Play games during technical studies or method book work. Games are a great way to keep students interested. One of my favorite games is called “Epidemic.” We send 3-4 students to the hallway while the class decides on a disease that will slowly begin to affect the class. The disease is usually technique- or position-based. For example, a disease might be poor posture, flat fingers, collapsed wrists, bowing too close to the frog, using too little bow, etc. A handful of students are selected to become infected with the chosen disease.
Next, the students come in from the hall and become the doctors. They watch the class perform a short etude or method book exercise and try to figure out the disease. If they are not able to guess, more students in the class become infected and we play the exercise again. The game continues until the doctors correctly guess the disease. If the entire class becomes infected, the doctors lose the game.

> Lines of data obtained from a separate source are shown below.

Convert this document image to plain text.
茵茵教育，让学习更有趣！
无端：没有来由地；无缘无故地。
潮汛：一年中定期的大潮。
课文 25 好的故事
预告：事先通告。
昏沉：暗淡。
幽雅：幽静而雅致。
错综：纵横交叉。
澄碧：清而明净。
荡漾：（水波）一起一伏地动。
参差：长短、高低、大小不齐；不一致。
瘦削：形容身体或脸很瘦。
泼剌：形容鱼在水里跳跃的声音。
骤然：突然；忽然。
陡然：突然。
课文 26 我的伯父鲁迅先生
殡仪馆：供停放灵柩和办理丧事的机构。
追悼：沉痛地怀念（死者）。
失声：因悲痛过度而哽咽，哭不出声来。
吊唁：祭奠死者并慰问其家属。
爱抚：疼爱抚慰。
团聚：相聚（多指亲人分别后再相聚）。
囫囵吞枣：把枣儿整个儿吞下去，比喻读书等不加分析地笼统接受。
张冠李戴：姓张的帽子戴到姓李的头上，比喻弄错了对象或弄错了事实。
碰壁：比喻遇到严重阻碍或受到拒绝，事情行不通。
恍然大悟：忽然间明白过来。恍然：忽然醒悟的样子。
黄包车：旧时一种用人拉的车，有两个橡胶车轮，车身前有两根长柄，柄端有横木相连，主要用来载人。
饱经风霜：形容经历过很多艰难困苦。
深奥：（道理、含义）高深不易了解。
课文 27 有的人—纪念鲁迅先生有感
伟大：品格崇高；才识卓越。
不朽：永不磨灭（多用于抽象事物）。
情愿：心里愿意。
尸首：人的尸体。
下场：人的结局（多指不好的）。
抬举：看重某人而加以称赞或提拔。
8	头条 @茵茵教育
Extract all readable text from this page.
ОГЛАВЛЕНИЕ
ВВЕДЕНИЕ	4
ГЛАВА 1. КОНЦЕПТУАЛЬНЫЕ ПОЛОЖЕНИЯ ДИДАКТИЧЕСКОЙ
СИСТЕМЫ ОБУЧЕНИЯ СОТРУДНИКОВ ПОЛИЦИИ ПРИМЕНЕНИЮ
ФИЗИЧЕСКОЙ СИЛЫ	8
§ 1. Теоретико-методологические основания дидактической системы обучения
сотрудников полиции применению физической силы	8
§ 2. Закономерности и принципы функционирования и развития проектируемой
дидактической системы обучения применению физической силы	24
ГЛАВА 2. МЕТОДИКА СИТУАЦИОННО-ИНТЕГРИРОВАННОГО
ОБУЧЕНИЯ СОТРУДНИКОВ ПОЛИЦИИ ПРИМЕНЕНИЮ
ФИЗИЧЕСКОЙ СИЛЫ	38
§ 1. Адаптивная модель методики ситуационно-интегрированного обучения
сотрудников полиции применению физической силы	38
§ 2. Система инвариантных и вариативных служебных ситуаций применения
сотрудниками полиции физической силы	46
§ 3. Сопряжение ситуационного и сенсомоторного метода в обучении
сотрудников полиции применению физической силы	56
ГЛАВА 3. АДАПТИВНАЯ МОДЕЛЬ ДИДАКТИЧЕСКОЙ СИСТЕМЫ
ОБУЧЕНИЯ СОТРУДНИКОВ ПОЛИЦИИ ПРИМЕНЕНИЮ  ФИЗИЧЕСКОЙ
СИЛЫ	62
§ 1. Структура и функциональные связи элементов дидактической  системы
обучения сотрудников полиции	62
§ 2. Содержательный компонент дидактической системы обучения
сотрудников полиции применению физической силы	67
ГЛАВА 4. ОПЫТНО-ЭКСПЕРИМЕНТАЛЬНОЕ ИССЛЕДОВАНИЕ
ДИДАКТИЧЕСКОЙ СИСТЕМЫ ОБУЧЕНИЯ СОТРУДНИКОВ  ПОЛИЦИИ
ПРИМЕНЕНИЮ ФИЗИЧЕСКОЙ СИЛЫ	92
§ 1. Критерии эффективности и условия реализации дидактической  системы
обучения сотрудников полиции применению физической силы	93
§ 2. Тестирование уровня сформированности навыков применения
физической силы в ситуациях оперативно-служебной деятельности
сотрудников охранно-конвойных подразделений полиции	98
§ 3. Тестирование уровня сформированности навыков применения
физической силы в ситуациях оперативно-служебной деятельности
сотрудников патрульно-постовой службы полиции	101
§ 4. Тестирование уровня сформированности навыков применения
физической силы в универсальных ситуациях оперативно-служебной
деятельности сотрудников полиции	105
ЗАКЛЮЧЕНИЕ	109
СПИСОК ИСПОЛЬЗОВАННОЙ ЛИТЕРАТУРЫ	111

You can also play simpler games, such as dividing the class in half and listen as each half plays an exercise. Give points to the side that plays with the best tone, intonation, rhythm – whatever you are focusing on.
B. Use Props
Students are happy to focus on technique when there is a fun prop to look at or manipulate. My classroom cabinet looks like a mini toy store. When teaching proper left-hand position, I have cello and bass students balance a small stuffed rabbit on their elbows. Violin and viola students balance tiny birds on their instruments to make sure they keep instruments level when in play position. We practice bowing straight using paint roller tubes. Marshmallows are placed behind left thumbs to make sure there is no squeezing. Fun stickers are used to mark and label bow placement to help practice bow distribution technique.
Be creative and capture your students’ focus to help them internalize technique.
I believe technique is a crucial element in every ensemble rehearsal. As you set aside time for relevant, meaningful studies you will begin to notice your students quickly increase in ability and understanding. The time used for technique is an excellent investment as it helps students prepare for concert music and beyond.